公证参与法院辅助工作衔接度差,合作机制不健全,大多数公证机构都是根据具体物业需求临时商定合作方案,工作成果是否互认难以达成共识。拿公证调解协议来讲,目前公证调解产生调解协议并不当然具有强制执行力,《民事诉讼法》第201条仅将人民调解委员会产生的调解协议纳入可进行司法确认的客体中,却并未明确规定公证机构主导产生的调解协议也可以适用该程序。那么赋予公证调解协议强制效力仅能够将调解协议进行公证,赋予其强制证明力。申请人要依据公证书向有管辖权的人民法院申请执行,人民法院必须先对该文书进行形式审查与实质审查,审查债权文书的制作程序和内容是否符合规定,然后再决定是否执行。上述流程较为繁琐,加重了当事人的负担。要解决这个问题需要法院与公证机达成一致,通过立法或者制度层面通过司法确认程序直接赋予公证调解协议强制执行力,让公证调解协议的效力得以明确与加强,从而发挥公证调解自身的制度魅力。

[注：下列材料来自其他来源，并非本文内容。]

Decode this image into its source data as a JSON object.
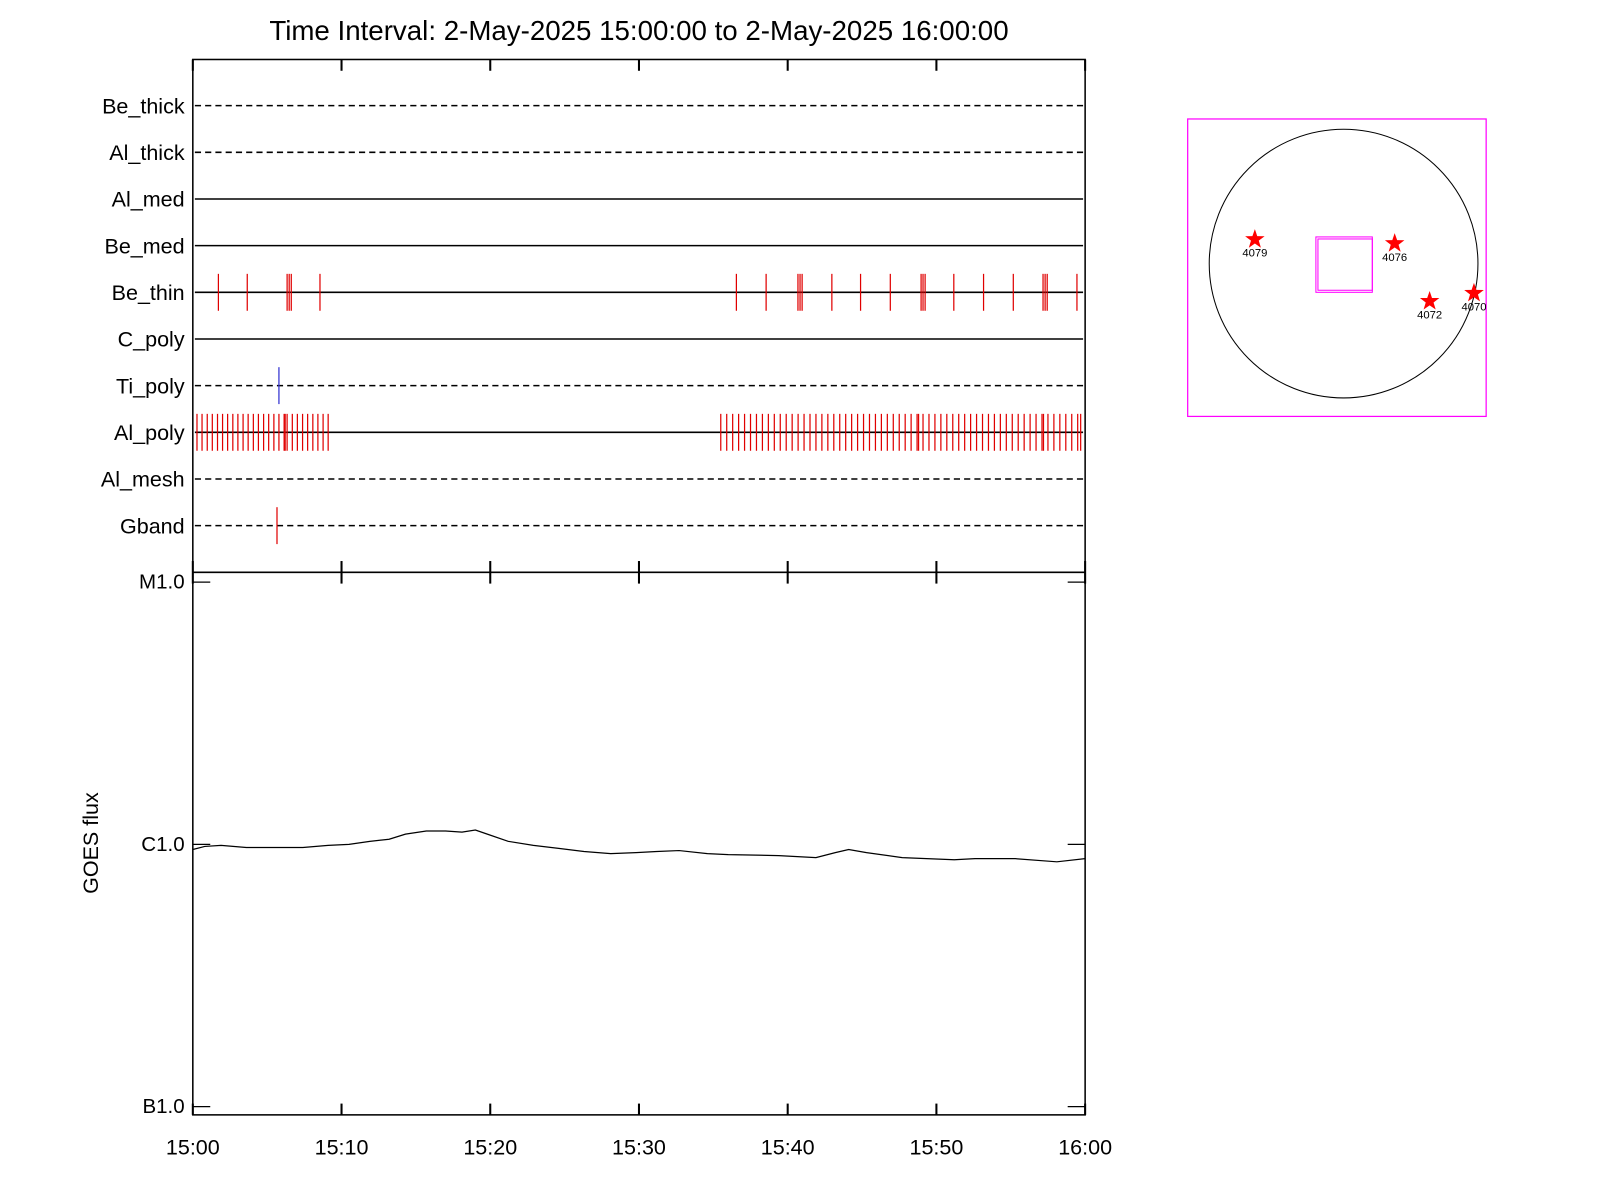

公证数据与法院数据互通度低,妨碍了合作进程。现代社会已经进入数据时代,政府大力推进电子化业务办理模式,数据应用在社会事务的各个方面。公证与诉讼业务也不例外,线上办理是共同发展方向,数据共享则是公证参与司法辅助事务的必要基础。目前各地公证处与法院都是用自己的进行信息化工作平台办理业务,缺乏数据交流不利于合作,也不利于各自业务的长远发展。继承纠纷审理过程中如果法院可以直接在共享平台中调取被继承人是否立有公证遗嘱或者直接核实继承人放弃继承声明公证书的真伪,办理案件的效率就会大大提升,所以公证参与公证辅助业务亟需树立互联互通的大数据思维,加快数据共享平台搭建进程。
三、公证深度参与司法辅助事务的建议
(一)完善相应法律、制度保障公证参与司法辅助事务依法依规顺利开展。
《公证法》、《公证程序规则》、《关于开展公证参与人民法院司法辅助事务试点工作的通知》就公证参与司法辅助事务的作用、内容等作了原则性的规定,但是目前公证参与法院辅助业务目前并无明确、规范的实施细则,制度建设和机制建设继续加强。要解决这一问题首先要明确公证参与司法辅助事务的独立主体地位和作用。目前公证参与司法辅助事务的方式一般为人民法院委托,多数的协助行为不具有独立性。例如公证参与诉前调解,调解成功后制作的公证调解协议如何在诉讼中产生效力,需通过法律法规进行明确。其次,要将业务合作流程进行明确。因法院与公证的工作机制、案件性质等各方面存在差异,为实现更融洽的合作,需要对公证参与司法辅助事务的参与机制、工作内容与期限、互认标准等进行细化,并在实践中不断完善,使公证参与司法辅助事务有法可依,让公证参与司法辅助事务发挥实效。
(二)加大信息化投入,建设数据共享平台。
只有加大资金与人才投入力度,构建互融互通的数据共享平台才能更好地促进公证参与法院工降低诉讼成本,提升工作效率。首先,建立信息交流平台加强法院与公证人之间的数据沟通。目前各地公证协会已经建立了各自省级公证系统,各公证机构也相继建立内部管理系统,公证机构相互之间可以通过电子数据平台进行数据交换及共享。如果在此基础上建立公证诉讼数据共享平台实现数据共享对接,就可以极大的提升诉讼服务效率和水平。要想达到这一目标,需要建立全国性的法院公证信息共享系统,还要构建公证在线受理、文件传输、电子数据证据保全、电子送达系统等公证在线服务子平台,与移动客户端比如手机应用、公众号、小程序等配套使用。更要提升人员信息化水平,突破平台应用过程中的障碍,全方位提升数据共享深度及数据应用能力,提升合作效果。
(三)增加公证人员数量,提升人员素质。
针对人员数量不足的问题,首先应该选择基础条件好、服务能力强的公证机构开展试点,定期组织开展公证与诉讼业务合作研究会议,提高部分专业人员兴趣,吸引更多的专业人才参与到业务实践中。其次,为公证人员提供实践平台,多设置公证辅助人员岗位,让更多的人员能接触公证业务,为司法辅助实务的推广做准备。最后,应该从体制上推动增加人员数量,为司法辅助事务提供更多专业的公证人员。通过增加人员编制数量,招收更多法律专业人才进入公证处工作,用人才促进工作,用工作培养人才。另外法院和公证处均可以加大招收非在编人员数量,为自身工作储备人才的同时,也为开展合作业务奠定好人才基础。